Currently PowerPoint is a common visual aid, but before it there were 35mm slides, and before them there were lantern slides. As shown above, an ad on page 12 in the November 28, 1888 issue of the weekly humor magazine Puck (shown above) proclaimed that:
“STEREOPTICONS AND MAGIC LANTERNS Afford the best and cheapest means of Object Teaching for Colleges, Schools and Sunday-schools and are equally applicable for POPULAR ILLUSTRATED LECTURES, which, when well-managed, always PAY WELL as the giving of PUBLIC EXHIBITIONS is a very PROFITABLE BUSINESS especially for a person with small capital.”
But what is a stereopticon? It is a stacked pair of magic lanterns (slide projectors). Look carefully and you can see that is what is shown in the ad. As shown above, they are able to smoothly dissolve from one image to another by rotating a shutter shaped like a propellor with two blades.
Back on November 15, 2012 I had blogged about how Slides were used as visual aids long before PowerPoint.

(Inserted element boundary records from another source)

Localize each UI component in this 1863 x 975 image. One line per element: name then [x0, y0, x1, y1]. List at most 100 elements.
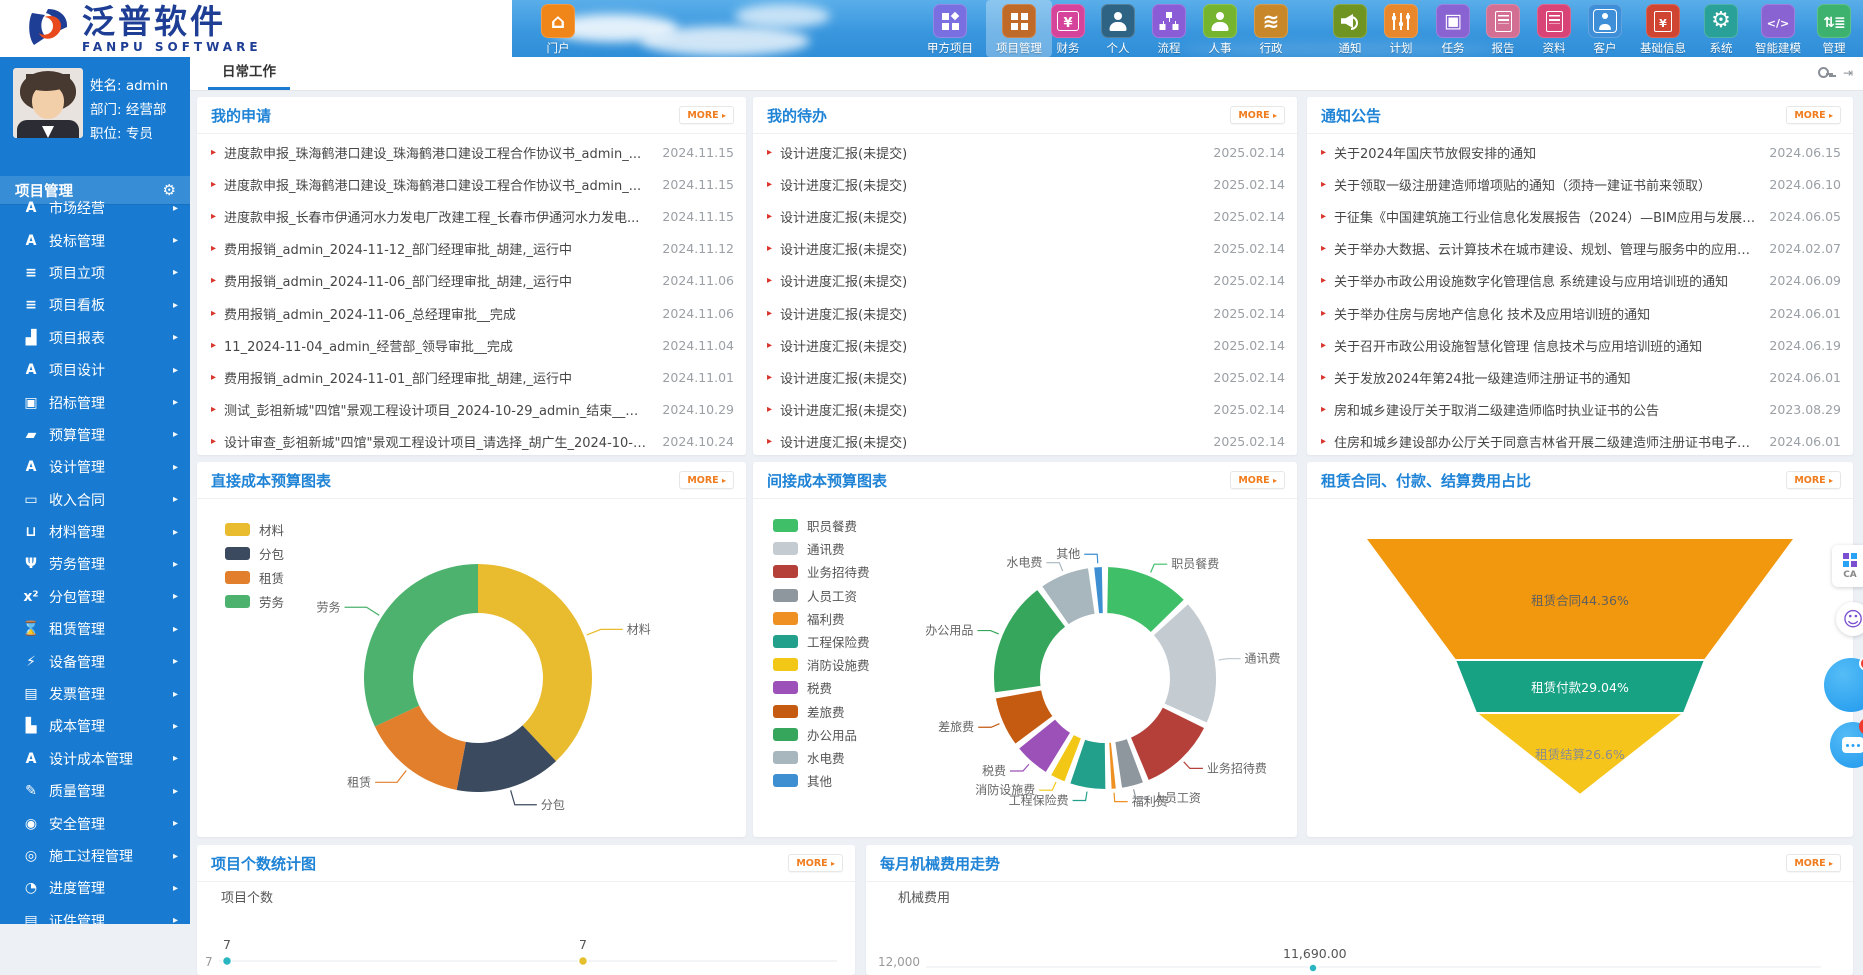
sidebar-item-18[interactable]: ✎质量管理▸ [0, 775, 190, 807]
nav-item-0[interactable]: 甲方项目 [917, 4, 983, 56]
ca-widget[interactable]: CA [1832, 545, 1863, 587]
expand-icon[interactable]: ⇥ [1843, 65, 1853, 81]
sidebar-item-0[interactable]: A市场经营▸ [0, 192, 190, 224]
list-item[interactable]: ▸ 房和城乡建设厅关于取消二级建造师临时执业证书的公告 2023.08.29 [1321, 394, 1841, 426]
sidebar-item-8[interactable]: A设计管理▸ [0, 451, 190, 483]
sidebar-item-2[interactable]: ≡项目立项▸ [0, 257, 190, 289]
list-item[interactable]: ▸ 测试_彭祖新城"四馆"景观工程设计项目_2024-10-29_admin_结… [211, 394, 734, 426]
pie-icon: ◔ [20, 880, 42, 896]
svg-text:业务招待费: 业务招待费 [1207, 760, 1267, 775]
machine-cost-line-chart[interactable]: 12,00011,690.00 [866, 845, 1853, 975]
list-item[interactable]: ▸ 关于举办市政公用设施数字化管理信息 系统建设与应用培训班的通知 2024.0… [1321, 265, 1841, 297]
sidebar-item-11[interactable]: Ψ劳务管理▸ [0, 548, 190, 580]
sidebar-item-1[interactable]: A投标管理▸ [0, 224, 190, 256]
legend-item[interactable]: 税费 [773, 676, 870, 699]
sidebar-item-7[interactable]: ▰预算管理▸ [0, 419, 190, 451]
list-item[interactable]: ▸ 费用报销_admin_2024-11-12_部门经理审批_胡建,_运行中 2… [211, 233, 734, 265]
list-item[interactable]: ▸ 关于举办大数据、云计算技术在城市建设、规划、管理与服务中的应用培训班... … [1321, 233, 1841, 265]
plug-icon: ⚡ [20, 654, 42, 670]
sidebar-item-label: 招标管理 [49, 393, 105, 413]
legend-item[interactable]: 消防设施费 [773, 653, 870, 676]
list-item[interactable]: ▸ 住房和城乡建设部办公厅关于同意吉林省开展二级建造师注册证书电子化试点... … [1321, 426, 1841, 455]
legend-item[interactable]: 办公用品 [773, 723, 870, 746]
sidebar-item-6[interactable]: ▣招标管理▸ [0, 386, 190, 418]
more-button[interactable]: MORE ▸ [679, 106, 734, 124]
project-count-line-chart[interactable]: 777 [197, 845, 855, 975]
item-date: 2024.11.01 [662, 370, 734, 385]
legend-item[interactable]: 水电费 [773, 746, 870, 769]
legend-item[interactable]: 人员工资 [773, 584, 870, 607]
legend-item[interactable]: 劳务 [225, 589, 284, 613]
sidebar-item-12[interactable]: x²分包管理▸ [0, 581, 190, 613]
nav-item-6[interactable]: 行政 [1238, 4, 1304, 56]
list-item[interactable]: ▸ 11_2024-11-04_admin_经营部_领导审批__完成 2024.… [211, 329, 734, 361]
nav-item-12[interactable]: 客户 [1572, 4, 1638, 56]
sidebar-item-13[interactable]: ⌛租赁管理▸ [0, 613, 190, 645]
list-item[interactable]: ▸ 关于举办住房与房地产信息化 技术及应用培训班的通知 2024.06.01 [1321, 297, 1841, 329]
list-item[interactable]: ▸ 设计进度汇报(未提交) 2025.02.14 [767, 394, 1285, 426]
list-item[interactable]: ▸ 关于2024年国庆节放假安排的通知 2024.06.15 [1321, 136, 1841, 168]
list-item[interactable]: ▸ 于征集《中国建筑施工行业信息化发展报告（2024）—BIM应用与发展》材料.… [1321, 200, 1841, 232]
list-item[interactable]: ▸ 设计进度汇报(未提交) 2025.02.14 [767, 297, 1285, 329]
sidebar-item-3[interactable]: ≡项目看板▸ [0, 289, 190, 321]
list-item[interactable]: ▸ 设计进度汇报(未提交) 2025.02.14 [767, 426, 1285, 455]
sidebar-item-21[interactable]: ◔进度管理▸ [0, 872, 190, 904]
svg-text:水电费: 水电费 [1006, 556, 1042, 570]
legend-label: 租赁 [259, 568, 284, 587]
more-button[interactable]: MORE ▸ [1230, 106, 1285, 124]
sidebar-item-16[interactable]: ▙成本管理▸ [0, 710, 190, 742]
list-item[interactable]: ▸ 设计进度汇报(未提交) 2025.02.14 [767, 265, 1285, 297]
item-text: 费用报销_admin_2024-11-12_部门经理审批_胡建,_运行中 [224, 239, 648, 258]
key-icon[interactable] [1817, 65, 1833, 81]
list-item[interactable]: ▸ 设计进度汇报(未提交) 2025.02.14 [767, 136, 1285, 168]
legend-item[interactable]: 工程保险费 [773, 630, 870, 653]
legend-item[interactable]: 职员餐费 [773, 514, 870, 537]
sidebar-item-17[interactable]: A设计成本管理▸ [0, 743, 190, 775]
sidebar-item-14[interactable]: ⚡设备管理▸ [0, 645, 190, 677]
legend-item[interactable]: 材料 [225, 517, 284, 541]
list-item[interactable]: ▸ 设计进度汇报(未提交) 2025.02.14 [767, 168, 1285, 200]
nav-item-portal[interactable]: ⌂ 门户 [528, 4, 588, 56]
list-item[interactable]: ▸ 设计进度汇报(未提交) 2025.02.14 [767, 361, 1285, 393]
sidebar-item-22[interactable]: ▤证件管理▸ [0, 905, 190, 924]
sidebar-item-9[interactable]: ▭收入合同▸ [0, 484, 190, 516]
legend-item[interactable]: 分包 [225, 541, 284, 565]
sidebar-item-15[interactable]: ▤发票管理▸ [0, 678, 190, 710]
nav-item-16[interactable]: 管理 [1801, 4, 1863, 56]
legend-item[interactable]: 其他 [773, 769, 870, 792]
emoji-widget[interactable]: ☺ [1836, 602, 1863, 636]
list-item[interactable]: ▸ 设计进度汇报(未提交) 2025.02.14 [767, 200, 1285, 232]
sidebar-item-10[interactable]: ⊔材料管理▸ [0, 516, 190, 548]
sidebar-item-20[interactable]: ◎施工过程管理▸ [0, 840, 190, 872]
list-item[interactable]: ▸ 进度款申报_珠海鹤港口建设_珠海鹤港口建设工程合作协议书_admin_...… [211, 168, 734, 200]
legend-item[interactable]: 业务招待费 [773, 560, 870, 583]
sidebar-item-4[interactable]: ▟项目报表▸ [0, 322, 190, 354]
item-text: 关于举办市政公用设施数字化管理信息 系统建设与应用培训班的通知 [1334, 271, 1755, 290]
legend-item[interactable]: 租赁 [225, 565, 284, 589]
lease-funnel-chart[interactable]: 租赁合同44.36%租赁付款29.04%租赁结算26.6% [1307, 462, 1853, 837]
list-item[interactable]: ▸ 设计进度汇报(未提交) 2025.02.14 [767, 329, 1285, 361]
svg-text:劳务: 劳务 [317, 599, 341, 614]
list-item[interactable]: ▸ 进度款申报_珠海鹤港口建设_珠海鹤港口建设工程合作协议书_admin_...… [211, 136, 734, 168]
list-item[interactable]: ▸ 关于召开市政公用设施智慧化管理 信息技术与应用培训班的通知 2024.06.… [1321, 329, 1841, 361]
list-item[interactable]: ▸ 关于发放2024年第24批一级建造师注册证书的通知 2024.06.01 [1321, 361, 1841, 393]
list-item[interactable]: ▸ 费用报销_admin_2024-11-06_总经理审批__完成 2024.1… [211, 297, 734, 329]
tab-daily-work[interactable]: 日常工作 [208, 57, 290, 90]
more-button[interactable]: MORE ▸ [1786, 106, 1841, 124]
bullet-icon: ▸ [1321, 404, 1326, 415]
list-item[interactable]: ▸ 费用报销_admin_2024-11-06_部门经理审批_胡建,_运行中 2… [211, 265, 734, 297]
list-item[interactable]: ▸ 关于领取一级注册建造师增项贴的通知（须持一建证书前来领取） 2024.06.… [1321, 168, 1841, 200]
legend-item[interactable]: 通讯费 [773, 537, 870, 560]
nav-item-13[interactable]: 基础信息 [1630, 4, 1696, 56]
notice-list: ▸ 关于2024年国庆节放假安排的通知 2024.06.15 ▸ 关于领取一级注… [1307, 134, 1853, 455]
list-item[interactable]: ▸ 设计进度汇报(未提交) 2025.02.14 [767, 233, 1285, 265]
svg-text:差旅费: 差旅费 [938, 720, 974, 734]
legend-item[interactable]: 差旅费 [773, 700, 870, 723]
sidebar-item-19[interactable]: ◉安全管理▸ [0, 807, 190, 839]
chevron-right-icon: ▸ [173, 915, 178, 924]
list-item[interactable]: ▸ 设计审查_彭祖新城"四馆"景观工程设计项目_请选择_胡广生_2024-10-… [211, 426, 734, 455]
legend-item[interactable]: 福利费 [773, 607, 870, 630]
list-item[interactable]: ▸ 费用报销_admin_2024-11-01_部门经理审批_胡建,_运行中 2… [211, 361, 734, 393]
list-item[interactable]: ▸ 进度款申报_长春市伊通河水力发电厂改建工程_长春市伊通河水力发电... 20… [211, 200, 734, 232]
sidebar-item-5[interactable]: A项目设计▸ [0, 354, 190, 386]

Lantern slides had their heyday from about 1860 to 1960, when 35mm slides took over.
In the late 1950s Polaroid introduced their Polaroid Land Projection Film for making lantern slides quicky. It was discussed by David B. Hayt and John A. Evans in the December 1958 issue of Radiology magazine in an article titled A camera using the Polaroid Land Process for the reproduction of Roentgenograms as transparencies for projection. When I was in graduate school from 1973 to 1977 we sometimes used a Polaroid MP4 copy camera and a roll of their lantern slide film for last-minute production of pairs of 35mm slides. In 1983 Polaroid introduced Polachrome, an instant 35mm slide film.
The image of a Monarch dissolving stereopticon came from page 24 in the 1915 McIntosh Stereopticon Company Catalog found at the Internet Archive.